According to Fast Company, Morgan Stanley filed paperwork with the U.S. Securities and Exchange Commission on Tuesday, June 11, seeking approval to launch exchange-traded funds. The ETFs would be tied to the price of two specific cryptocurrencies: bitcoin and solana. This marks the first time a major U.S. bank has taken this step to launch its own crypto ETFs. The filings indicate the bank aims to deepen its presence in the cryptocurrency space. This move comes after recent regulatory clarity under the Trump administration and a December ruling from the Office of the Comptroller of the Currency that allowed banks to act as intermediaries on crypto transactions.
Why this is a big deal
Look, we’ve seen asset managers like BlackRock and Fidelity dive into bitcoin ETFs. But a bank? That’s different. Morgan Stanley isn’t just a fund company; it’s a massive, systemically important financial institution with a huge wealth management arm. This filing is a direct signal that they believe their clients—think wealthy individuals and institutions—are demanding this exposure. They’re not just dipping a toe in; they’re building a whole new product line. It legitimizes the asset class in a way that even the successful spot bitcoin ETFs haven’t fully done yet. Basically, the old guard is officially moving in.
The solana surprise
Here’s the thing that really caught my eye: the inclusion of solana. A bitcoin ETF was almost expected. But solana? That’s a bolder bet. It shows Morgan Stanley isn’t just playing it safe with the “digital gold” narrative. They’re looking at the broader crypto ecosystem and making a call on which protocols have staying power. This could open the floodgates for other altcoin ETFs from mainstream players. I mean, if Morgan Stanley is willing to put its name on a solana product, it forces every other big bank to at least consider it. The race for crypto product shelf space is officially on.
Strategy and timing
So why now?
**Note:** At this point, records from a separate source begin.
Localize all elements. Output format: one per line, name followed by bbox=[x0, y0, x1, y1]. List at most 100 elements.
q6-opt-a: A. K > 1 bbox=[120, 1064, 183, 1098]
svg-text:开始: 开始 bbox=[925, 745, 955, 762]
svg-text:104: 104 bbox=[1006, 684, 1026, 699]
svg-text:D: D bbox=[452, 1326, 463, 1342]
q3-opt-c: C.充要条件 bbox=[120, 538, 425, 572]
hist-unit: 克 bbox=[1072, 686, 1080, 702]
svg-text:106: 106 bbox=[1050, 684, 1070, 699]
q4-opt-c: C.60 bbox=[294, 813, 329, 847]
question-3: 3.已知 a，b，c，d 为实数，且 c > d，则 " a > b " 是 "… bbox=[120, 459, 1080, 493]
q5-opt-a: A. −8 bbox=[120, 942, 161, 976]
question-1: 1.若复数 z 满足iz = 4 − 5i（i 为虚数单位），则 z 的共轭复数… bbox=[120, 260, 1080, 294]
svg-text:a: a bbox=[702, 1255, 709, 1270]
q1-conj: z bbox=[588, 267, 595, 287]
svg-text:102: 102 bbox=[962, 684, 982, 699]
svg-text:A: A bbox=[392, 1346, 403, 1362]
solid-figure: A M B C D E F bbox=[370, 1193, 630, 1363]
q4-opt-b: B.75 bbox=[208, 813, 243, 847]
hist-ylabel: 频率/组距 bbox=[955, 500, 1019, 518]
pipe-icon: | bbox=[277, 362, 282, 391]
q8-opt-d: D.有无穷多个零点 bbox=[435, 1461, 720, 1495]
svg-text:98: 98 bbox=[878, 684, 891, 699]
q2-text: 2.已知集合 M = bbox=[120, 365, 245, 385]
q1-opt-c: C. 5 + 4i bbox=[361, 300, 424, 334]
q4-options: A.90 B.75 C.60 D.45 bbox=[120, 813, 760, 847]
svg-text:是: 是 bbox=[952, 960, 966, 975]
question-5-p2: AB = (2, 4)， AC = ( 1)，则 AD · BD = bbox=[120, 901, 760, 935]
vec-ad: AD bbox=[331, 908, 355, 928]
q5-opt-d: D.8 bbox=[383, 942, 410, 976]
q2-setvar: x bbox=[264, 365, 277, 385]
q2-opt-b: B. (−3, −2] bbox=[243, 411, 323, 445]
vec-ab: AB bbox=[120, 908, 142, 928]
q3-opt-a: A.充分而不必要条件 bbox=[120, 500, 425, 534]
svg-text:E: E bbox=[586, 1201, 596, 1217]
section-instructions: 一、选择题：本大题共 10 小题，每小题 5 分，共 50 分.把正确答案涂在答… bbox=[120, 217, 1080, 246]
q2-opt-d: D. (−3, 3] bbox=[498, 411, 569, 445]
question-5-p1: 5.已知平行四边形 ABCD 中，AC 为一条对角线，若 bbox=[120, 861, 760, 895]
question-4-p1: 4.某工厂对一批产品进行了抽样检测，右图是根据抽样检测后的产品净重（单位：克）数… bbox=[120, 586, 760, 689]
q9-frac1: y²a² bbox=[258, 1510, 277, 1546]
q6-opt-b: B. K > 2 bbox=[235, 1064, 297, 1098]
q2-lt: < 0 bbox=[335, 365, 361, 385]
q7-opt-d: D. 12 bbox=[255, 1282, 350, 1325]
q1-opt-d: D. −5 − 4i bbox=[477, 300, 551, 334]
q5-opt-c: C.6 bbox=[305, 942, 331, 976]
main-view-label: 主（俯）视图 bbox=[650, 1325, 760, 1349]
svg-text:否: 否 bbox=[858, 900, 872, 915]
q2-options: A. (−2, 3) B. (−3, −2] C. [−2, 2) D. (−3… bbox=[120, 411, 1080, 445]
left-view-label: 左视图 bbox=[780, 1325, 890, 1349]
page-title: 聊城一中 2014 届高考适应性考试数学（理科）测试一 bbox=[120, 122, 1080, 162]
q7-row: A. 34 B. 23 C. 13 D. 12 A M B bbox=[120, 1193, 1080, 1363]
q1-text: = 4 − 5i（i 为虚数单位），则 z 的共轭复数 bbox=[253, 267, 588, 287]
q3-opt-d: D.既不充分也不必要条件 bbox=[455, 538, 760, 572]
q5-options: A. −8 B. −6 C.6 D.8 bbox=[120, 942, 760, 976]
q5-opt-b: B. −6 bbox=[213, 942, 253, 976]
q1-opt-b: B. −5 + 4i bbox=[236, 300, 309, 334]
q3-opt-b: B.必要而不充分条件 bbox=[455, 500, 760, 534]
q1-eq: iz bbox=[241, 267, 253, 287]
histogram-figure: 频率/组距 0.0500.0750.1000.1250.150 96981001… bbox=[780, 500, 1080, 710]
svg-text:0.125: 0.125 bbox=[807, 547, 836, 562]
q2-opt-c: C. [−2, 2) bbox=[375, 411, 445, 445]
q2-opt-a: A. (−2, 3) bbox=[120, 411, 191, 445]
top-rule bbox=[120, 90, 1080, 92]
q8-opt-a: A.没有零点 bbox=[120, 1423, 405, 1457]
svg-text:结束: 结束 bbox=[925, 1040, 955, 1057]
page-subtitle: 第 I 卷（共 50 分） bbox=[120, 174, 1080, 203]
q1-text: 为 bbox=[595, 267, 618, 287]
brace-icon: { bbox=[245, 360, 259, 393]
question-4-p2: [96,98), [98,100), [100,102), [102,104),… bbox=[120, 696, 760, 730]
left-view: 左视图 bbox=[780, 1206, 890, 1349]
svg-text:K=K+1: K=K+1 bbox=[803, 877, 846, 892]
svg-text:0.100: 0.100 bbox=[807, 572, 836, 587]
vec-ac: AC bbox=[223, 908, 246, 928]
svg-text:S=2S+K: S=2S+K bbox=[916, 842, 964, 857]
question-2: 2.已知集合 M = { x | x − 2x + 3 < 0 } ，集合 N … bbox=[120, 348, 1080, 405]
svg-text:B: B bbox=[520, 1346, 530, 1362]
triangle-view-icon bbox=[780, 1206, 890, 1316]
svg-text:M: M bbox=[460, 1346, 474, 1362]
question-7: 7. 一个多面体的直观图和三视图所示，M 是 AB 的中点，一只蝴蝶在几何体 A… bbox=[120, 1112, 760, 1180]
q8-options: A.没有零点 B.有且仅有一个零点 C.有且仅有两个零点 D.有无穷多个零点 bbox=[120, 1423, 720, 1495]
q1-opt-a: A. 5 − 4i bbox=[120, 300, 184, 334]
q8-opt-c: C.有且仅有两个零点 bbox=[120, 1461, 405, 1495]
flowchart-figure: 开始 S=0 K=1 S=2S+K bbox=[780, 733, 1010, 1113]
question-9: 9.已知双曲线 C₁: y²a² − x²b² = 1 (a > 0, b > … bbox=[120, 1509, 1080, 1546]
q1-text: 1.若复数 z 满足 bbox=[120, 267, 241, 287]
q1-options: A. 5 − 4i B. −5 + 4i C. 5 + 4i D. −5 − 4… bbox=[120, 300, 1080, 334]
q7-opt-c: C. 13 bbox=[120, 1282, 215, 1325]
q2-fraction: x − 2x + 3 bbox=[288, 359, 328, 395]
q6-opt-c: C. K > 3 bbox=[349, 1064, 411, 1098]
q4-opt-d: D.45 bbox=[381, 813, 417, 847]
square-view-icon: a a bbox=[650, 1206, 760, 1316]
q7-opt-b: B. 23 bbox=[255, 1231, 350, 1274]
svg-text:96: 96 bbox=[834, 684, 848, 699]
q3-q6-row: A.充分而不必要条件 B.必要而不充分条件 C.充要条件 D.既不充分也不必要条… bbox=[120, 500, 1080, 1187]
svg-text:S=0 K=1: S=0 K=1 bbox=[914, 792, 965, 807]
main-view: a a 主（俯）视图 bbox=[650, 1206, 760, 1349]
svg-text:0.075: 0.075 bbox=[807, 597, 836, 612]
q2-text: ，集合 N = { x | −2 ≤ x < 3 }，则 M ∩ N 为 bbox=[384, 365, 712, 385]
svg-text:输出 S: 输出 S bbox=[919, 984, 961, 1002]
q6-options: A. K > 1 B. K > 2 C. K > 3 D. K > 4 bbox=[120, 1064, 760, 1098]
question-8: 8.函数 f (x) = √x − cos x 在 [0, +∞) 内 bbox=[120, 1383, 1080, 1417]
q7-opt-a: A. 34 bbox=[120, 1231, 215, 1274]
The article points to regulatory “clarity,” which is a generous way to put it. But the political winds have certainly shifted. With a more crypto-friendly stance from the current administration and specific rulings allowing banks to custody and facilitate crypto trades, the legal risk calculus has changed. For Morgan Stanley, this is a pure revenue and retention play. They can’t afford to let their clients go to Coinbase or a specialist crypto fund. They need to keep those assets under their roof, collecting fees. It’s a defensive move that also happens to be offensive. They get to be first, capture the early adopter clients, and set the standard.
What happens next
Don’t expect these ETFs to start trading tomorrow. The SEC approval process is a marathon, not a sprint, especially for a new asset like solana. There will be questions, delays, and probably some back-and-forth. But the dam has broken. If Morgan Stanley gets a green light, you can bet Chase, Citi, and Bank of America are watching closely. The real beneficiaries here are the big financial institutions themselves—they get a new fee-generating product—and, ironically, the crypto industry they once shunned. It gets a massive injection of credibility and, eventually, capital. The gap between traditional finance and crypto? It’s not just narrowing anymore. It’s being bridged by one of the biggest names on Wall Street.